A new source of free information is online hunting forums. On the larger sites, there’s a good chance that someone has hunted the unit you are interested in and is willing to share advice and pictures of the area. Once again, if they are giving you information in a public forum, they are also giving that information out to the whole world. Search engines will often pick up older forum topics, and you can find people whose brains you can pick via private messages if you’d rather keep your area of interest a secret.
Will it snow in the high country? Is it going to rain? How hot has it been? Is the area in a drought? Weather is one of the most fretted about aspects of a hunt, and there are information sources to answer most of your questions. The National Weather Service
(NWS) is useful for looking at forecasts and recent histories. NWS also gives a point forecast so you can see adjust the forecast to the mountains outside of the town you are interested in.
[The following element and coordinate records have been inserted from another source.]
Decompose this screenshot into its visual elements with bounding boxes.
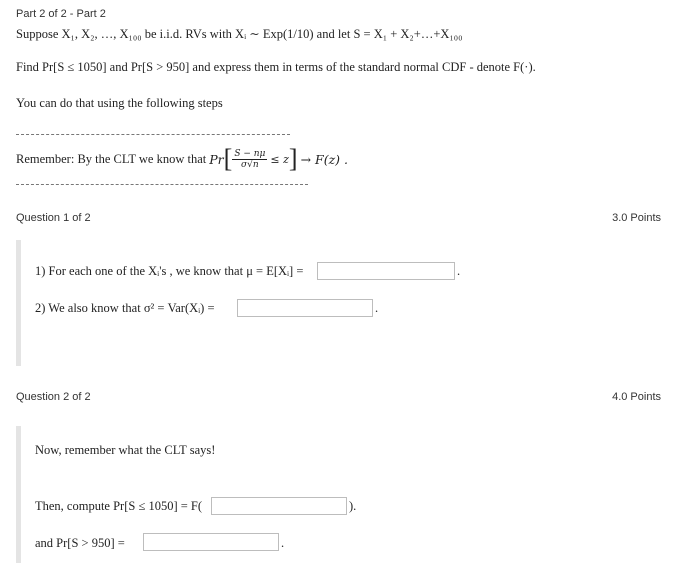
problem-statement: Suppose X₁, X₂, …, X₁₀₀ be i.i.d. RVs with Xᵢ ∼ Exp(1/10) and let S = X₁ + X₂+…+X₁₀₀: [16, 27, 463, 41]
clt-reminder: [16, 144, 348, 174]
mu-answer-input[interactable]: [317, 262, 455, 280]
clt-pr: Pr: [209, 151, 224, 167]
part-label: Part 2 of 2 - Part 2: [16, 8, 106, 20]
question2-points: 4.0 Points: [612, 391, 661, 403]
q1-item2-tail: .: [375, 301, 379, 315]
cdf-argument-input[interactable]: [211, 497, 347, 515]
q1-item2-text: 2) We also know that σ² = Var(Xᵢ) =: [35, 301, 215, 315]
steps-intro: You can do that using the following steps: [16, 96, 223, 110]
prob-greater-input[interactable]: [143, 533, 279, 551]
q2-intro: Now, remember what the CLT says!: [35, 443, 216, 457]
left-bracket-icon: [: [223, 144, 233, 173]
problem-task: Find Pr[S ≤ 1050] and Pr[S > 950] and express them in terms of the standard normal CDF - denote F(·).: [16, 60, 536, 74]
clt-numerator: S − nμ: [234, 148, 266, 159]
question1-points: 3.0 Points: [612, 212, 661, 224]
divider-top: [16, 134, 290, 135]
question2-box: [16, 426, 666, 563]
q1-item1-text: 1) For each one of the Xᵢ's , we know that μ = E[Xᵢ] =: [35, 264, 304, 278]
q2-and-text: and Pr[S > 950] =: [35, 536, 125, 550]
clt-reminder-prefix: Remember: By the CLT we know that: [16, 151, 207, 166]
question1-title: Question 1 of 2: [16, 212, 91, 224]
variance-answer-input[interactable]: [237, 299, 373, 317]
clt-denominator: σ√n: [241, 159, 259, 170]
question1-box: [16, 240, 666, 366]
q2-compute-text: Then, compute Pr[S ≤ 1050] = F(: [35, 499, 203, 513]
question2-title: Question 2 of 2: [16, 391, 91, 403]
q1-item1-tail: .: [457, 264, 461, 278]
clt-le-z: ≤ z: [270, 152, 289, 166]
q2-compute-tail: ).: [349, 499, 357, 513]
divider-bottom: [16, 184, 308, 185]
clt-suffix: → F(z) .: [300, 151, 348, 167]
q2-and-tail: .: [281, 536, 285, 550]
right-bracket-icon: ]: [288, 144, 298, 173]
clt-fraction: [232, 149, 267, 170]
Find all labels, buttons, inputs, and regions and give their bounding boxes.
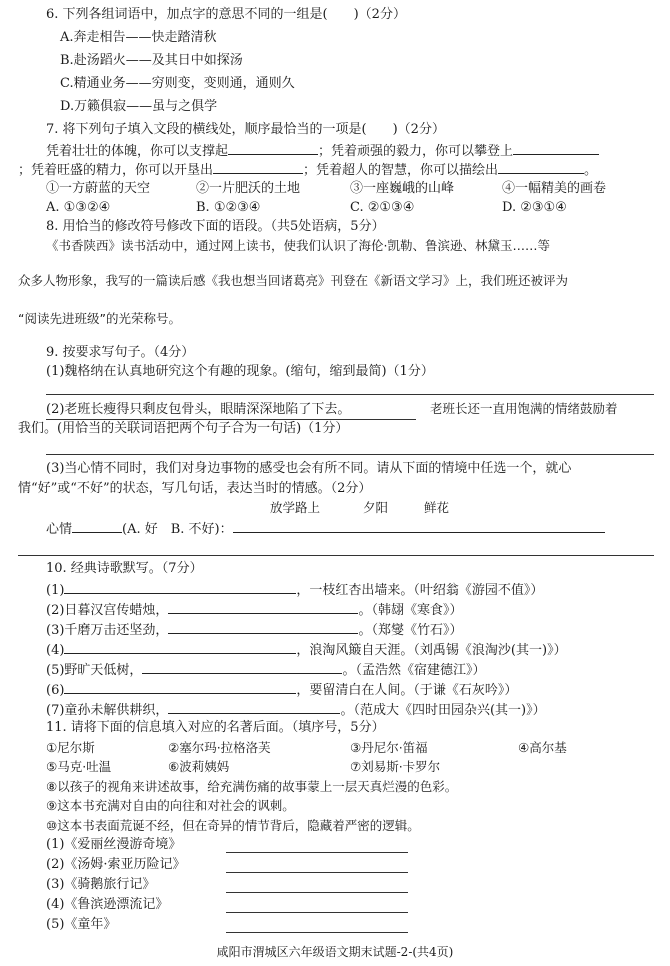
q9-part3-line1: (3)当心情不同时，我们对身边事物的感受也会有所不同。请从下面的情境中任选一个，就心 (46, 461, 572, 476)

Other useful tools are the National Interagency Fire Center and the Natural Resources Conservation Service Snotel sites. NRCS Snotel is especially useful for timing a late season hunt. Many units have month-long late cow seasons due to the variability of the weather. If there isn’t enough snow to drive the elk down into accessible hunting areas, you may be wasting your time. Since we know it takes 16 inches of snow to force elk into their wintering grounds (from past elk research), you can use the NRCS Snotel information from the mountain nearest where you plan to hunt to see if there is sufficient snow to force elk down lower. You can also use it to help determine the elevations you should be hunting at before you arrive. The National Interagency Fire Center is a site I watch throughout the summer.
Fire perimeter maps are downloadable in Google Earth format. They can help you figure out why there are no elk in your old spot and can help you pinpoint areas with fresh new grass growth. Using weather research to keep an eye on drought information can help determine whether you need to be hunting closer to permanent water, or whether all the intermittent streams in your area will be running.
This is often referred to as the Information Age, and there is certainly no lack of information available to a prospective Colorado elk hunter. The amount of information can be daunting if you don’t know how to put it work for you. By having a plan, setting your search parameters, and knowing how to interpret the information available at your fingertips, the modern elk hunter can use technology to assist in their planning. There are many more resources available than I have covered but I hope I have given you a glimpse into many of the possibilities that exist and how to apply some of these tools to assist you in the coming season. Good luck and go get some graph paper.
Note: Colorado Parks and Wildlife does not specifically endorse any of the vendors, outfitters or websites mentioned in this article. They are provided as examples of the resource information available to the public.